Il s'agissait de la première attaque majeure de l'IRA provisoire en Angleterre depuis le début des Troubles à la fin des années 1960. Un civil britannique est décédé d'une crise cardiaque attribuée à l'attentat. Les estimations du nombre de blessés causés par les deux explosions varient entre 180 et 220. Deux bombes supplémentaires ont été découvertes et désamorcées. Neuf personnes originaires de Belfast ont été condamnées six mois plus tard pour l'attentat, un individu a réussi à s'échapper et un autre a été acquitté pour avoir fourni des informations à la police[3].
Arrière-plan
Les troubles se poursuivaient en Irlande du Nord et dans une moindre mesure en république d'Irlande depuis la fin des années 1960[4]. Les émeutes, les manifestations, les fusillades, les attaques de tireurs d'élite, les attentats à la bombe et les passages à tabac étaient devenus partie intégrante de la vie quotidienne dans de nombreux endroits d'Irlande du Nord, en particulier dans les quartiers ouvriers les plus pauvres de Belfast et de Derry. Ces événements, entre autres, ont contribué à accroître le sectarisme et à stimuler le recrutement dans les groupes paramilitaires républicains irlandais et loyalistes de l'Ulster et dans les forces de sécurité, principalement le régiment de défense de l'Ulster nouvellement créé.

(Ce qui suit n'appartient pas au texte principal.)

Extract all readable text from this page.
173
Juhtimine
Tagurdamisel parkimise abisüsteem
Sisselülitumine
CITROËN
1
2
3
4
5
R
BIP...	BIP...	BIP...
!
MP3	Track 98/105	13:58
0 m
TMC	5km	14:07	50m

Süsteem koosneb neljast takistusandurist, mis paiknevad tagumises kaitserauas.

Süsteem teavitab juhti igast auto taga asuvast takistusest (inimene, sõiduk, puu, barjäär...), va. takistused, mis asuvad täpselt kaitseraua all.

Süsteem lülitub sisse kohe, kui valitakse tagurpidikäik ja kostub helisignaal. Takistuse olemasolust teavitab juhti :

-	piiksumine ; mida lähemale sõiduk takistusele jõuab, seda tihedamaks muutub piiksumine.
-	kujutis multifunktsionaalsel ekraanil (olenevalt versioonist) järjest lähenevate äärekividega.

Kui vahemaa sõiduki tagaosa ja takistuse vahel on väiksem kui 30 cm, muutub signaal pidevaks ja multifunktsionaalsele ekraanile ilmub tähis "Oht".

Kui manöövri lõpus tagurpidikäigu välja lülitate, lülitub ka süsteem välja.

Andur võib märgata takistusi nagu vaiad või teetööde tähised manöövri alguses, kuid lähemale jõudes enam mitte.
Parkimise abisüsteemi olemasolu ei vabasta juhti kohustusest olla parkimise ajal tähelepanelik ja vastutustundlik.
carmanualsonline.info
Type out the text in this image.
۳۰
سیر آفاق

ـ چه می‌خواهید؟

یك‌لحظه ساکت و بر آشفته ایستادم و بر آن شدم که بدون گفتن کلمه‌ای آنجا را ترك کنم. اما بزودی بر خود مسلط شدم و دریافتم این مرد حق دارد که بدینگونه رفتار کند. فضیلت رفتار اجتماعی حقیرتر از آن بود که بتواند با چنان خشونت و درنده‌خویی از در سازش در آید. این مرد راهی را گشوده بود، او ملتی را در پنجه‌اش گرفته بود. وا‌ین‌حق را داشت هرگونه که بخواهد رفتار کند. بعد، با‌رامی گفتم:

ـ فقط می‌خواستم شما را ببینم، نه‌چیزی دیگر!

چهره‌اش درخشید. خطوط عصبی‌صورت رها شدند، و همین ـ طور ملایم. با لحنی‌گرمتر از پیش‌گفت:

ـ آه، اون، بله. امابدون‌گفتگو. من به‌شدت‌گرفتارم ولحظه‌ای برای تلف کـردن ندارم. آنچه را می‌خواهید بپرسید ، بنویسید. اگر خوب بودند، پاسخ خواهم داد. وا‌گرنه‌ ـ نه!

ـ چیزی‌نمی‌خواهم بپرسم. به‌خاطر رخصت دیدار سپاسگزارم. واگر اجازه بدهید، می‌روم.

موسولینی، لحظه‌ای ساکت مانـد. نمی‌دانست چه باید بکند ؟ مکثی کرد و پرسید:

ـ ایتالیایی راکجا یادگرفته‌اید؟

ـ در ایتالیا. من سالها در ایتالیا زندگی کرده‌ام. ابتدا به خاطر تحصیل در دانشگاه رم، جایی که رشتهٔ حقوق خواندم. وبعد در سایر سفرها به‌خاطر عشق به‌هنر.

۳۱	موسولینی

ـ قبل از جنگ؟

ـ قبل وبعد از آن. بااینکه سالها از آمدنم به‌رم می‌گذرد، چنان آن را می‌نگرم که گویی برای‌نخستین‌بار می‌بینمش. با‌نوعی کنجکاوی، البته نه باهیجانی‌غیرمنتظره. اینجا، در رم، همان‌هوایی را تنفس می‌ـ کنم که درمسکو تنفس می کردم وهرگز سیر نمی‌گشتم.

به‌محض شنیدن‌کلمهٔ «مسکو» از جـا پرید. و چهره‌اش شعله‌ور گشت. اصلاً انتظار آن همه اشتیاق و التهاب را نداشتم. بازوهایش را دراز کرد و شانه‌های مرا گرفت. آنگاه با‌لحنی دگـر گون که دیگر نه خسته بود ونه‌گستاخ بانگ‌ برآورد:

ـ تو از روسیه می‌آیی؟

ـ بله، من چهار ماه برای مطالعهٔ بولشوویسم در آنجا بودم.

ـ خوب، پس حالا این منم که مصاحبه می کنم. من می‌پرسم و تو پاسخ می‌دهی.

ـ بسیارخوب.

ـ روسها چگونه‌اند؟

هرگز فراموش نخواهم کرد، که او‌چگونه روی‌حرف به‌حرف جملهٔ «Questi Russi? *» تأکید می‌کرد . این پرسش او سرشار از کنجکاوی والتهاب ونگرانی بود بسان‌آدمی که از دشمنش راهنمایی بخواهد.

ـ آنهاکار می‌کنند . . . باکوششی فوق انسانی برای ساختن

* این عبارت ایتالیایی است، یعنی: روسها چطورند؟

L'Angleterre avait été relativement épargnée par la violence, mais le Conseil de l'armée de l'IRA avait élaboré des plans pour une campagne d'attentats qui devait y avoir lieu au début de 1973. À la fin des années 1960 et au début des années 1970, les paramilitaires loyalistes avaient mené des attentats à la bombe à Dublin et d’autres parties de la république d’Irlande à plusieurs reprises avant que l’IRA ne commence sa propre campagne en Angleterre. L'attention médiatique engendrée par les attentats de Dublin de la fin 1972 et de janvier 1973 perpétrés par les loyalistes, qui ont tué trois personnes et en ont blessé plus de 150, a poussé l'IRA à décider de mener sa campagne en Grande-Bretagne en retour. Billy McKee a donné au journaliste Peter Taylor la raison supplémentaire selon laquelle l'IRA avait décidé de mener des attentats en Angleterre plus tôt que prévu en cas d'urgence, et qu'elle commençait à s'affaiblir en Irlande. L'arrestation de hauts responsables de l'IRA en république d'Irlande et en Irlande du Nord, comme Máire Drumm, Seán Mac Stíofáin, Ruairí Ó Brádaigh et Martin McGuinness à la fin de 1972 [5],[6] a contribué à convaincre l'IRA de poser les bombes en Angleterre pour soulager l'organisation en Irlande[7].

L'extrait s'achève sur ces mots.